By doing so, the justices allowed the lower court’s ruling to stand.
Qualified immunity serves as a legal defense that can protect government officials from liability in lawsuits over their actions. Villarreal had asked the Supreme Court to determine that qualified immunity should not apply to public officials who use a state statute in a way that clearly violates the First Amendment, as she argued occurred when police arrested her.
Liberal Justice Sonia Sotomayor dissented from the court’s decision not to hear Villarreal’s appeal. Sotomayor wrote that by declining the appeal, the Supreme Court “leaves standing a clear attack on the First Amendment’s role in protecting our democracy.”
Sotomayor said Villarreal’s case, which received support from prominent U.S. media outlets and free speech advocates, “implicates one of the most basic journalistic practices of them all: asking sources within the government for information.”
However, Sotomayor noted that under the view expressed by the New Orleans-based 5th U.S. Circuit Court of Appeals when it ruled against Villarreal, “police officers may arrest journalists for core First Amendment activity so long as they can point to a statute that the activity violated and that no high state court had previously invalidated, whether facially or as applied.”
Villarreal’s lawyers at the Foundation for Individual Rights and Expression said in a statement that they were disappointed with Monday’s decision, adding that it “only shines more light on the need for the court to revisit how qualified immunity applies in free speech cases, sooner rather than later.”
Villarreal has built one of Laredo’s most popular news platforms, with more than 200,000 followers on the Facebook page she uses to report regularly on crime, events and government.
Authorities charged her with two felony counts of misuse of information after she posted the identities of suicide and car crash victims on Facebook in 2017, using details she confirmed by speaking with a Laredo police officer.
The Texas statute under which she was charged makes it a crime to solicit nonpublic information from a government official with the intent to obtain a benefit. Prosecutors argued she used the information to grow her Facebook following.
In a 10-5 decision last year, the 5th Circuit ruled that the officers and prosecutors were entitled to qualified immunity and that law enforcement was not required to anticipate whether the Texas law in question was constitutional before making the arrest.
Judge Edith Jones, writing for the court, said it was inappropriate to “portray her as a martyr for the sake of journalism,” adding that Villarreal had bypassed the Texas law “to capitalize on others’ tragedies to propel her reputation and career.”

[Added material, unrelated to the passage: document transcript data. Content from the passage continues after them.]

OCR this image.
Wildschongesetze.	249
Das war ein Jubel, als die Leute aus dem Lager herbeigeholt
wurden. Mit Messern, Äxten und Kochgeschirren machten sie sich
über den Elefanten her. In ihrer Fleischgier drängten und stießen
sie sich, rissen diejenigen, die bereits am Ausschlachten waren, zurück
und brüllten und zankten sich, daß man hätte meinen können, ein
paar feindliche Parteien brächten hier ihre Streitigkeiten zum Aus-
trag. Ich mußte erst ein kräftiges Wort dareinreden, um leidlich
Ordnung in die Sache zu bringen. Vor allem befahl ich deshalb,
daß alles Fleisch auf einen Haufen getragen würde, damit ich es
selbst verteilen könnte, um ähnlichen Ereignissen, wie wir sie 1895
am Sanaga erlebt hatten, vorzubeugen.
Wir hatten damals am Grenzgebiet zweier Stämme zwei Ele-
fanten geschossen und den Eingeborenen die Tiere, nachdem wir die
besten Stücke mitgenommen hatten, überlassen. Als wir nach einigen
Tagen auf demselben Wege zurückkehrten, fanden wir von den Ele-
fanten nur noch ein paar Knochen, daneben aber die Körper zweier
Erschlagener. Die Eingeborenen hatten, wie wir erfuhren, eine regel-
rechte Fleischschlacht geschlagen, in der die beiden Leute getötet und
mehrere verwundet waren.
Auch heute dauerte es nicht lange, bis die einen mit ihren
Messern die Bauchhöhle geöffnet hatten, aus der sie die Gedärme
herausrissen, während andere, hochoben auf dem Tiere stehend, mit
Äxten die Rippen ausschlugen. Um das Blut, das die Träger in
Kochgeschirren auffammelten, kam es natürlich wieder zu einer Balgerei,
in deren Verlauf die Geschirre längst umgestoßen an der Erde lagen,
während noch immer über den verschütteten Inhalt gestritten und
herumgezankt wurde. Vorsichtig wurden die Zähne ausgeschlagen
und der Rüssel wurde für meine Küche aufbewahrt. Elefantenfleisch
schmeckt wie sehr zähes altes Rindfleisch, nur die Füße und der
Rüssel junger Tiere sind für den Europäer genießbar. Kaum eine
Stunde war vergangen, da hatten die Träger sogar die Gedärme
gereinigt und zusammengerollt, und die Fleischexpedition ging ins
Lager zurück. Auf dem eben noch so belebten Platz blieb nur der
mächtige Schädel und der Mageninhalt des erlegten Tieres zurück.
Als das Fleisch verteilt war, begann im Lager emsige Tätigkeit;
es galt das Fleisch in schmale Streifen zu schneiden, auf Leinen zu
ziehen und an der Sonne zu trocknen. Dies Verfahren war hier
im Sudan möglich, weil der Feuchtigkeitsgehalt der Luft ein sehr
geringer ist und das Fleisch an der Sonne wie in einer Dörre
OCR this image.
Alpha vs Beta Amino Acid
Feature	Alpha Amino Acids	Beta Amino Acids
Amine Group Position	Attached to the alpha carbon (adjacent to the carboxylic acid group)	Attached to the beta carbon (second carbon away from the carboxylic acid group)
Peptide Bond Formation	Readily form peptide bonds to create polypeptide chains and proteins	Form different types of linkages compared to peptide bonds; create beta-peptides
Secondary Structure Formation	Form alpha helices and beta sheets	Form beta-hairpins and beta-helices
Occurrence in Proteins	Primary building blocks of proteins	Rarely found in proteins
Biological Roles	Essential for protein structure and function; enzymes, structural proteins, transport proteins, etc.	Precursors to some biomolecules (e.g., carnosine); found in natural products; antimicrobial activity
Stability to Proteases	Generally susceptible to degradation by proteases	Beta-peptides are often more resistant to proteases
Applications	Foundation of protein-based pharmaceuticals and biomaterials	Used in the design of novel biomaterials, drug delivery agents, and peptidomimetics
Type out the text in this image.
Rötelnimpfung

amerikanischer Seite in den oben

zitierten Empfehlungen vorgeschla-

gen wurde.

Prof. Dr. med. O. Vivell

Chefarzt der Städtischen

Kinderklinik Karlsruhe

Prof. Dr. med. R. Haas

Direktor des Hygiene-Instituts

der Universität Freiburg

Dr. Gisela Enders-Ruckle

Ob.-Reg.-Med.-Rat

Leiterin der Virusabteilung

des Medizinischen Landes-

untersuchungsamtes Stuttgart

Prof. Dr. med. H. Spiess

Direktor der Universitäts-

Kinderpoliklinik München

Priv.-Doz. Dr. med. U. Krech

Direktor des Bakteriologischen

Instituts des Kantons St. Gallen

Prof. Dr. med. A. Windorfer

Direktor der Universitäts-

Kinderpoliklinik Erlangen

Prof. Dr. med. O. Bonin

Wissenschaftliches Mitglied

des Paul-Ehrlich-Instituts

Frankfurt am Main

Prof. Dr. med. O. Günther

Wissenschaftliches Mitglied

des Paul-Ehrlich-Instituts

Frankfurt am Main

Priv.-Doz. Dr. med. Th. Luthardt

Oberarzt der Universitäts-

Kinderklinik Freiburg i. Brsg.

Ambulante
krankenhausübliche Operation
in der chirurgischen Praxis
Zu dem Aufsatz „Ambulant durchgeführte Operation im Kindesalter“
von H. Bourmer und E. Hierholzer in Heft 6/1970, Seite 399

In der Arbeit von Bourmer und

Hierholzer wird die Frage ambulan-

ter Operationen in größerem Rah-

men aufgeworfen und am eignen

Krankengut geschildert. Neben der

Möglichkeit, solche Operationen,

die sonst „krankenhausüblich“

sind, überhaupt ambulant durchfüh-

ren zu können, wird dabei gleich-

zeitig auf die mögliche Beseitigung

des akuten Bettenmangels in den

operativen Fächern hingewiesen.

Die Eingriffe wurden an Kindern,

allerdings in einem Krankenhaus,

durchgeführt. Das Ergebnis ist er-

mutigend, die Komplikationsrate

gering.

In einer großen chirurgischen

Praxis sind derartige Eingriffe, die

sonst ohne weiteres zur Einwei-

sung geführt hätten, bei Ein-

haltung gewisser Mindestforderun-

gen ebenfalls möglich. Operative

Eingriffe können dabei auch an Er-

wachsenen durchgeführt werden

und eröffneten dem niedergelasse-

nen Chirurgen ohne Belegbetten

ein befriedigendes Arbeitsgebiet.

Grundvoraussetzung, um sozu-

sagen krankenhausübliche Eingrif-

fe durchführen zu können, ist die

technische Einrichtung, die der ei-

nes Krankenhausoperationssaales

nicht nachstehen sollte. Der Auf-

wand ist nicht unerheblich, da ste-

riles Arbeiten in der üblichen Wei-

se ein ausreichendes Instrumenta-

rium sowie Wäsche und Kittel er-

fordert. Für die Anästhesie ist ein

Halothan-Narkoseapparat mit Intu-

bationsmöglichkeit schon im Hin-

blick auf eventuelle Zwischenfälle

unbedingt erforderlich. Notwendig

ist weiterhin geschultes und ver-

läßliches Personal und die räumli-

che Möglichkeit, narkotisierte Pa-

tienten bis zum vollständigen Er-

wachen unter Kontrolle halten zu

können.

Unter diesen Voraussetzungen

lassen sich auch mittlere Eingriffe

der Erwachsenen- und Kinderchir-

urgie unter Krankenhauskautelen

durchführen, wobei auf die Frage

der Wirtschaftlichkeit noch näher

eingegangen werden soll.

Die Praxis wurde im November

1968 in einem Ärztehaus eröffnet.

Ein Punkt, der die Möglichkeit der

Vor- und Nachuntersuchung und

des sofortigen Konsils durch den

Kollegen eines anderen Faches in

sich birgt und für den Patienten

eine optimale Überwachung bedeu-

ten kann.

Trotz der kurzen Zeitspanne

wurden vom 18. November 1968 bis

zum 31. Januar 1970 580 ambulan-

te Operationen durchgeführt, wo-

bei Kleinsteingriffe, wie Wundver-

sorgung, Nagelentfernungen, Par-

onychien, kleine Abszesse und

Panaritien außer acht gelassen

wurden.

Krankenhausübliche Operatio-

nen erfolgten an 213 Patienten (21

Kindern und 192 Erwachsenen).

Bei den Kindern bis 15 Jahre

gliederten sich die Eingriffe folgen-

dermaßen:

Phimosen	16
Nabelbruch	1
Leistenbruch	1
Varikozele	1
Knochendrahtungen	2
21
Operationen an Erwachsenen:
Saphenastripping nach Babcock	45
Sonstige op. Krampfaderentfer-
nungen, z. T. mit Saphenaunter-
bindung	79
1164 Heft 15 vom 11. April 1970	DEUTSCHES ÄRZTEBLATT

In asking the Supreme Court to hear the case, Villarreal’s lawyers argued that the 5th Circuit’s ruling “doubled down on granting officials free rein to turn routine news reporting into a felony.”
Her appeal also gained support from the Reporters Committee for Freedom of the Press, while major media outlets such as ABC, the New York Times and the Washington Post urged the Supreme Court to take up Villarreal’s case.